In primo piano gli scambi tra Italia e Unione doganale di Bielorussia, Russia, Kazakistan che, secondo l’indagine del Servizio studi e ricerche di Intesa Sanpaolo in collaborazione con l’Associazione Conoscere Eurasia realizzata in occasione del Forum, nel prossimo biennio ‘voleranno’ da 34,5 a oltre 40mld di euro (+16% sul 2013), con una crescita del 24% del valore dell’export italiano a fronte di un aumento del 12% delle importazioni; complice la progressiva riduzione di dazi e vincoli burocratici. Elemento trainante, il commercio con la Russia, che dopo il recente sorpasso sulla Cina è la nazione market leader per l’export made in Italy tra i Paesi Brics e che, secondo lo studio, vedrà aumentare nel 2015 le importazioni made in Italy di circa un quarto rispetto al valore attuale.
Energia, economia e finanza, food e agroindustria, aziende e start up innovative, infrastrutture e ambiente rappresentano le sezioni del Forum, cui partecipano circa 90 relatori, tra ministri, top manager ed esperti dei Paesi coinvolti. Tra gli italiani, Romano Prodi; i ministri Mario Mauro, Flavio Zanonato e Nunzia De Girolamo (videomessaggio), il presidente Consiglio di sorveglianza Intesa Sanpaolo, Giovanni Bazoli e il direttore generale di Intesa Sanpaolo, Gaetano Miccichè; il presidente di Banca Intesa Russia e dell’Associazione Conoscere Eurasia, Antonio Fallico; il vice presidente Commissione europea, Antonio Tajani; il presidente Commissione Agricoltura del Parlamento europeo, Paolo De Castro.

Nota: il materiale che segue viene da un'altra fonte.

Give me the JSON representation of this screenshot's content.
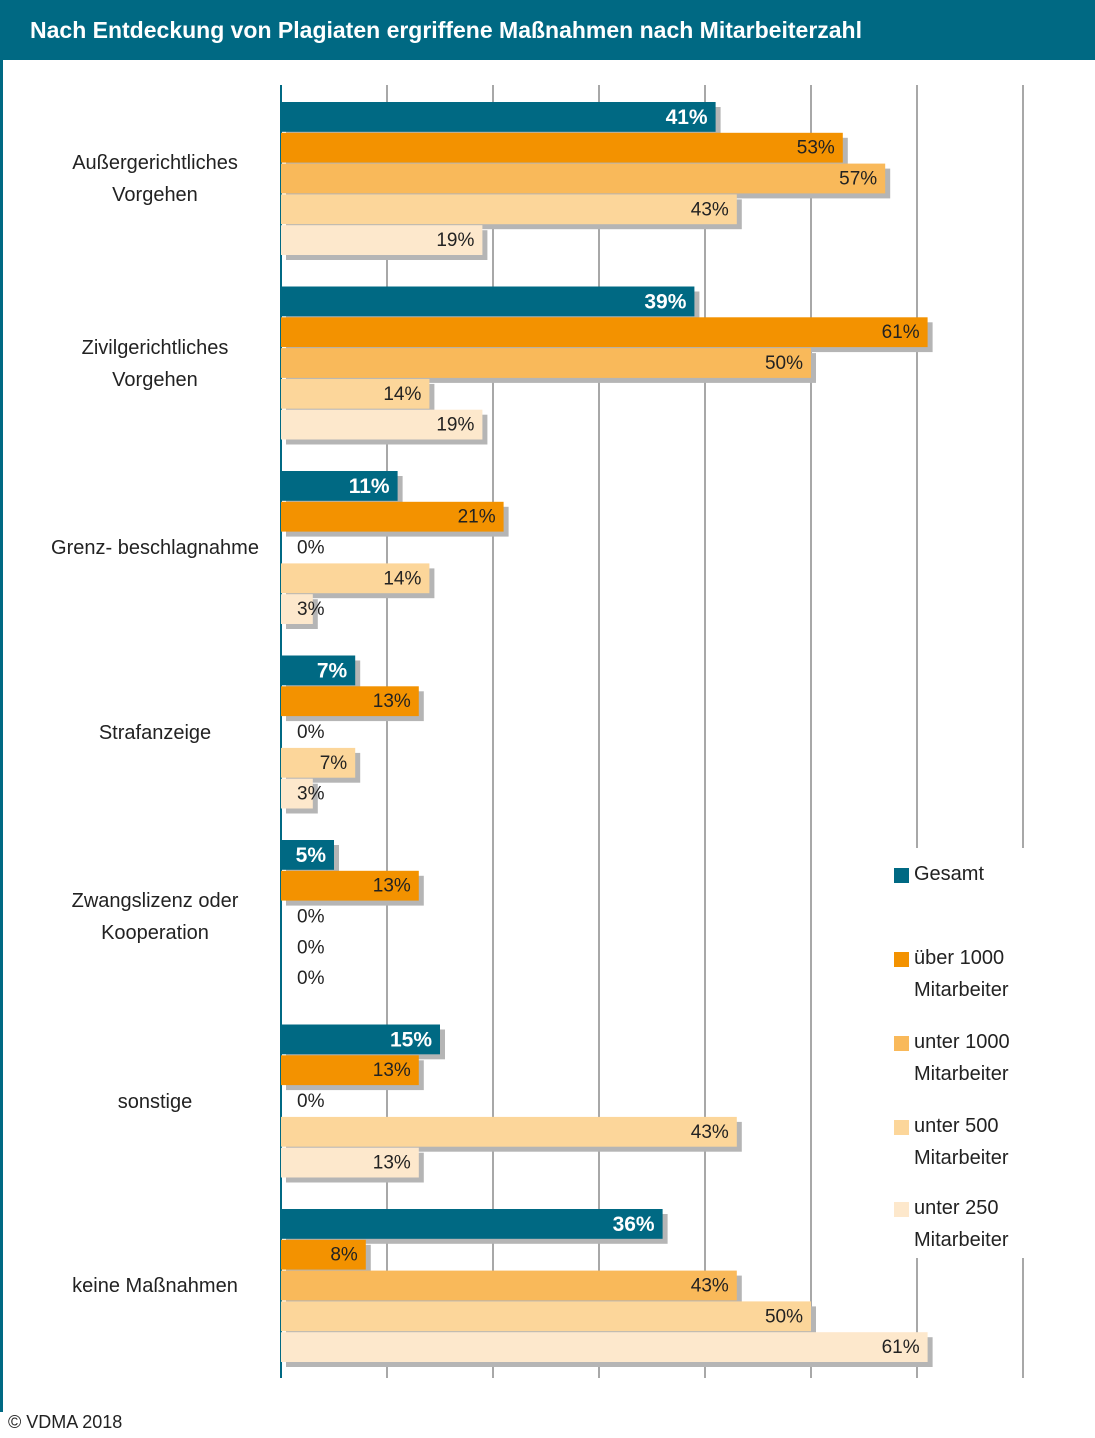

Tra gli stranieri: il vice ministro degli Affari Esteri della Federazione Russa, Aleksey Meshkov; il consigliere del Presidente della Federazione Russa, Sergey Glazyev; gli Ambasciatori in Italia di Federazione Russa, Repubblica di Belarus e dell’Ucraina, rispettivamente Sergey Razov, Evgeniy Shestakov ed Evgeny Perelygin; il segretario di Stato Russia-Bielorussia, Grigory Rapota, il ministro dell’integrazione e della macroeconomia della Commissione economica eurasiatica, Tatiana Valovaya; il ministro dell’Economia e della Politica finanziaria della Commissione economica eurasiatica Timur Suleymenov; presidente Gazprombank, Andrey Akimov; presidente dell’Unione industriali e degli imprenditori della Russia, Alexander Shokhin. Per la Cina, oltre a numerosi fondi di investimento, sarà presente Qi Han, primo consigliere dell’Ambasciata della Repubblica Popolare Cinese in Italia; mentre l’Arabia Saudita sarà rappresentata Abdulaziz Alarghan, consigliere del Re dell’Arabia Saudita per le questioni dell’innovazione e Ceo Kentune Consultancy.